A Comedy of Catechisms
Patricia Lockwood’s 2017 memoir is like none you’ve read before, and not only because her father is an eccentric Catholic priest. When financial troubles lead Lockwood to move back into her father’s rectory, she records her family’s every idiosyncrasy, bringing the cast of characters alive in vividly human detail. By trade a poet, Lockwood’s prose regales with literary eloquence and whimsical, raunchy humor. Of the titular “priestdaddy,” she writes that her gun-and-guitar-toting Father “despises cats. He believes them to be Democrats. He considers them to be little mean hillary clintons covered all over with feminist legfur.”
Though it reads like a sitcom, Priestdaddy weaves in somber reflection on family, belonging, and her experience in the Catholic Church. Leisurely humor is punctuated by grim stories of personal struggle and trauma. A witness and victim of the Church’s abuse, she denounces the exploitation of religious authority which afflicts her former community. While Lockwood remains critical of her Catholic upbringing, she notes a complicated yet enduring fondness for the lessons faith taught her. For the religious and the nonbelievers, the zany memoir invites heartfelt contemplation.
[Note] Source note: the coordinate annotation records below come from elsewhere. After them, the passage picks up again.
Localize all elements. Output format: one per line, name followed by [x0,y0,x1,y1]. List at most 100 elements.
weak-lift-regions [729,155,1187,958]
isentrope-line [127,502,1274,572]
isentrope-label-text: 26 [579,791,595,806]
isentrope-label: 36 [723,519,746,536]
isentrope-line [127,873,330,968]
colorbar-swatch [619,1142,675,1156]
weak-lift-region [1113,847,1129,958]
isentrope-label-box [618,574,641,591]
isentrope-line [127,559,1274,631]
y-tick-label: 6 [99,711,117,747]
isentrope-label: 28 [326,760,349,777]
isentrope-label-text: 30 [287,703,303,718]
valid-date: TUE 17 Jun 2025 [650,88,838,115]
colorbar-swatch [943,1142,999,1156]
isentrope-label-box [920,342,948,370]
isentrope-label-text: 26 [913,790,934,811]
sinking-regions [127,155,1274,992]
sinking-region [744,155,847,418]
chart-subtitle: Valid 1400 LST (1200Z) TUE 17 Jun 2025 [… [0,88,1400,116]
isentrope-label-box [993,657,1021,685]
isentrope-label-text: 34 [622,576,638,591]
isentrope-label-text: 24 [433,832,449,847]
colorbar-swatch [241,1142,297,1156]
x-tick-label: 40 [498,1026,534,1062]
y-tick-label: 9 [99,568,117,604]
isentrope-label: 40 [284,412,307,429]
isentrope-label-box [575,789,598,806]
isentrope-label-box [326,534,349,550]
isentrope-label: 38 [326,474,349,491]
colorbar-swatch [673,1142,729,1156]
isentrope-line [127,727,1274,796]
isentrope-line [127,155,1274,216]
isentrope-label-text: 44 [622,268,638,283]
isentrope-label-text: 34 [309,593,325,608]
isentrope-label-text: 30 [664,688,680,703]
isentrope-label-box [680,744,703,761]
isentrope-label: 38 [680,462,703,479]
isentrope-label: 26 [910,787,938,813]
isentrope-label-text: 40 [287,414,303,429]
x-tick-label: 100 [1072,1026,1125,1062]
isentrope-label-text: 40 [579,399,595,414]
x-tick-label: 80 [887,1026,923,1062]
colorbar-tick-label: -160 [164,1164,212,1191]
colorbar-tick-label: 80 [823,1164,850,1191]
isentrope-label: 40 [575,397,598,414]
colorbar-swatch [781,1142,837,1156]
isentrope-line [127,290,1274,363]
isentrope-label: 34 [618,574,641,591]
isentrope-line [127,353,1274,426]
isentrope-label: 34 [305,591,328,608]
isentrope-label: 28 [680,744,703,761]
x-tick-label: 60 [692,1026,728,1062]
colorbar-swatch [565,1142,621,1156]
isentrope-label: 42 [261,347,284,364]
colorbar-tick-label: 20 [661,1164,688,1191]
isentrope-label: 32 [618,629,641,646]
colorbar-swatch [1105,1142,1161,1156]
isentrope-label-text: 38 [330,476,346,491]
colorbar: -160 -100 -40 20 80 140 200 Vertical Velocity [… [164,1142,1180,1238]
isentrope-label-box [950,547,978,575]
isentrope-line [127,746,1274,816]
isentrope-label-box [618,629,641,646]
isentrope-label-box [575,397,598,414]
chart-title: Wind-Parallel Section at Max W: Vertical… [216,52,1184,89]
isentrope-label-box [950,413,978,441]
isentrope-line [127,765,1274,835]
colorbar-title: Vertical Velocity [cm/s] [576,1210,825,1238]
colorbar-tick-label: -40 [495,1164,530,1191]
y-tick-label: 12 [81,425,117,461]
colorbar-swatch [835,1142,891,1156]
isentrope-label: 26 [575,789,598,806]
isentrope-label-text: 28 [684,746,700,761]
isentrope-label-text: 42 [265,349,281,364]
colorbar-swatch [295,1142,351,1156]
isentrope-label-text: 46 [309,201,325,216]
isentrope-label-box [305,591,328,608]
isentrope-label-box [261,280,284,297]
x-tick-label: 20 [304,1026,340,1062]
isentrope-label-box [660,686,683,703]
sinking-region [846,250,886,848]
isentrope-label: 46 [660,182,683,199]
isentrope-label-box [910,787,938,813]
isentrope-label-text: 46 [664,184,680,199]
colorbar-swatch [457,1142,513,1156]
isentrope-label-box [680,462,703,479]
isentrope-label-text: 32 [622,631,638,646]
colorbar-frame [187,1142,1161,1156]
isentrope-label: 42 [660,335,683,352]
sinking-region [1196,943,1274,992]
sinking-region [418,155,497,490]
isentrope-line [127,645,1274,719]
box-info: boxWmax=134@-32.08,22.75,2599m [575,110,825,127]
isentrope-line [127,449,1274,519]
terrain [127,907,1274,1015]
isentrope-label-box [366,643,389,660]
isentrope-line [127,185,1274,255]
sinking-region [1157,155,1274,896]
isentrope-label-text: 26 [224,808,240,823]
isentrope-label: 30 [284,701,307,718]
Reviews and endorsements of the publication include:
ONE OF THE NEW YORK TIMES BOOK REVIEW’S 10 BEST BOOKS OF THE YEAR WINNER OF THE THURBER PRIZE FOR AMERICAN HUMOR
“Wildly entertaining…[Lockwood’s] humor and poetic descriptions are both impressively prolific, every sentence somehow funnier than the one you just read.”
—New York Magazine’s The Cut
“Gives ‘confessional memoir’ a new layer of meaning. From its hilariously irreverent first sentence, this daughter’s story of her guitar-jamming, abortion-protesting, God-fearing father will grab you by the clerical collar and won’t let go.”